Sua principal atividade é, sem dúvida, o treinamento das equipes masculina infanto-juvenil (15/16 anos) e juventude (17/18) no Grêmio, clube que firmou parceria com a equipe e com o Instituto Vagner Nunes, que representa os projetos de vôlei masculino e feminino de Londrina na Fundação de Esportes (FEL). Com os projetos aprovados, Fumaça terá R$ 48 mil à disposição para usar durante o ano para as equipes masculinas e Reginaldo Asai terá outros R$ 48 mil para os times femininos. O Instituto Vagner Nunes pertence ao ex-volante londrinense Vagner (ex-São Paulo e Celta de Vigo) e tem apoiado não só o vôlei, mas também outras modalidades.
Boa parte do recurso é usada, segundo Fumaça, para fornecer uma ajuda de custo de até R$ 150 a cerca de 15 garotos que treinam para defender Londrina nos Jojups. ''Damos o valor para custear parte do que os atletas gastam com cursinho ou faculdade.
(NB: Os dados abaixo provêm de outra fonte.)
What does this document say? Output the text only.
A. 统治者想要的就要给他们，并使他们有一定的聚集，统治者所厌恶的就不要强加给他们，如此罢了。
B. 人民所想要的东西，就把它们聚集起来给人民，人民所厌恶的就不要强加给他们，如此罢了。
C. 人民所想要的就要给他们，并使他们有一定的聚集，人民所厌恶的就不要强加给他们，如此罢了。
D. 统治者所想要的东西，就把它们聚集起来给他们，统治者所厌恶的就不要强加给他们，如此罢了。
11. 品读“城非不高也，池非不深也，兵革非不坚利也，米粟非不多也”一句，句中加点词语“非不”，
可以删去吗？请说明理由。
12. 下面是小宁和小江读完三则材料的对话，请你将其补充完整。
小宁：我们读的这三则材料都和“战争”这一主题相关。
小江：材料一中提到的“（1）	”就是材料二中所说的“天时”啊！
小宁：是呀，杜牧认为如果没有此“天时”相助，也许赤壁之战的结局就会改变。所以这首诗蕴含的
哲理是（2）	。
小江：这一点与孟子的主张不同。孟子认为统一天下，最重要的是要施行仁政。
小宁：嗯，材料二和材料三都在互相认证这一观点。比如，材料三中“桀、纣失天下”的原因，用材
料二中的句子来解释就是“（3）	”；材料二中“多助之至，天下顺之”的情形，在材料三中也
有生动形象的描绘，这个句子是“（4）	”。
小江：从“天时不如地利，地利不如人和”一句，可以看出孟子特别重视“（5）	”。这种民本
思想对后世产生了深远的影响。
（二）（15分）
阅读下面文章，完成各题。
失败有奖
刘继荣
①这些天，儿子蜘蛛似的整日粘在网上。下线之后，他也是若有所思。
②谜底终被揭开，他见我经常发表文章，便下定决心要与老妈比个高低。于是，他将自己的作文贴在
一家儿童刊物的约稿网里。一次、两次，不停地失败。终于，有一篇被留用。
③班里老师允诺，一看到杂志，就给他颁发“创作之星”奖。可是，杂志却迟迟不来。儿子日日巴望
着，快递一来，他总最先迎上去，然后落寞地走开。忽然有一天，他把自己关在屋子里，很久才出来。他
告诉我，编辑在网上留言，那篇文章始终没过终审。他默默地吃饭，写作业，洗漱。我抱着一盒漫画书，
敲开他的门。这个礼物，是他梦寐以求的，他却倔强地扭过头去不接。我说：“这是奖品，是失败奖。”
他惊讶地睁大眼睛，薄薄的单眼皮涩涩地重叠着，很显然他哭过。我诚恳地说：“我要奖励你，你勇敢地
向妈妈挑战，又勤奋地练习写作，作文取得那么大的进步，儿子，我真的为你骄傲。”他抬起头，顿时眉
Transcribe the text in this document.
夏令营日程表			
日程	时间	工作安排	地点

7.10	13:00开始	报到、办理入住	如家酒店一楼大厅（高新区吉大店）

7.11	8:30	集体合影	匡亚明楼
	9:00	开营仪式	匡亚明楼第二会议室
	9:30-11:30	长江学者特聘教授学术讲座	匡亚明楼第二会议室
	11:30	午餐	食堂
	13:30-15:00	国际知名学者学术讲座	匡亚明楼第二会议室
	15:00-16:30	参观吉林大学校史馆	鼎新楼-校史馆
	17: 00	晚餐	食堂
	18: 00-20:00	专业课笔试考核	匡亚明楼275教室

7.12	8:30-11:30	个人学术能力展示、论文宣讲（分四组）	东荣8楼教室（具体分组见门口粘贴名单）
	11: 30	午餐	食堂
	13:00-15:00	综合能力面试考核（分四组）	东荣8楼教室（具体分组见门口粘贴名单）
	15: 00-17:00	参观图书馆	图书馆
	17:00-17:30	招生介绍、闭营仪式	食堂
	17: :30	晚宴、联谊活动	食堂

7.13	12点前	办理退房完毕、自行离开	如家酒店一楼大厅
Já os que ainda estão no Ensino Médio recebem bolsa de 80% a 100% do Colégio Ateneu, o que é um grande estímulo para eles'', ressalta o técnico.
Mas Fumaça está à procura de outro parceiro para conseguir mais R$ 1,2 mil/mês, o que viabilizaria a manutenção de uma ''casa do atleta'', para abrigar seis a sete garotos que moram em cidades da região e têm que deslocar três vezes por semana para virem treinar em Londrina (veja matéria ao lado).
Seu projeto visa atender adolescentes desde os 12 anos de idade - meninos e meninas - para garantir renovação permanente. ''Assim aparecem naturalmente substitutos, à medida que os atletas que atingem 18 anos têm que deixar as competições'', comenta. No Grêmio, as escolinhas são às terças e quintas-feiras, das 14 às 16 horas. E no Colégio Champagnat (gratuitas) são de segunda a sexta-feira, das 18 às 20 horas, sob o comando de Fumaça e também do treinador Nei Inácio.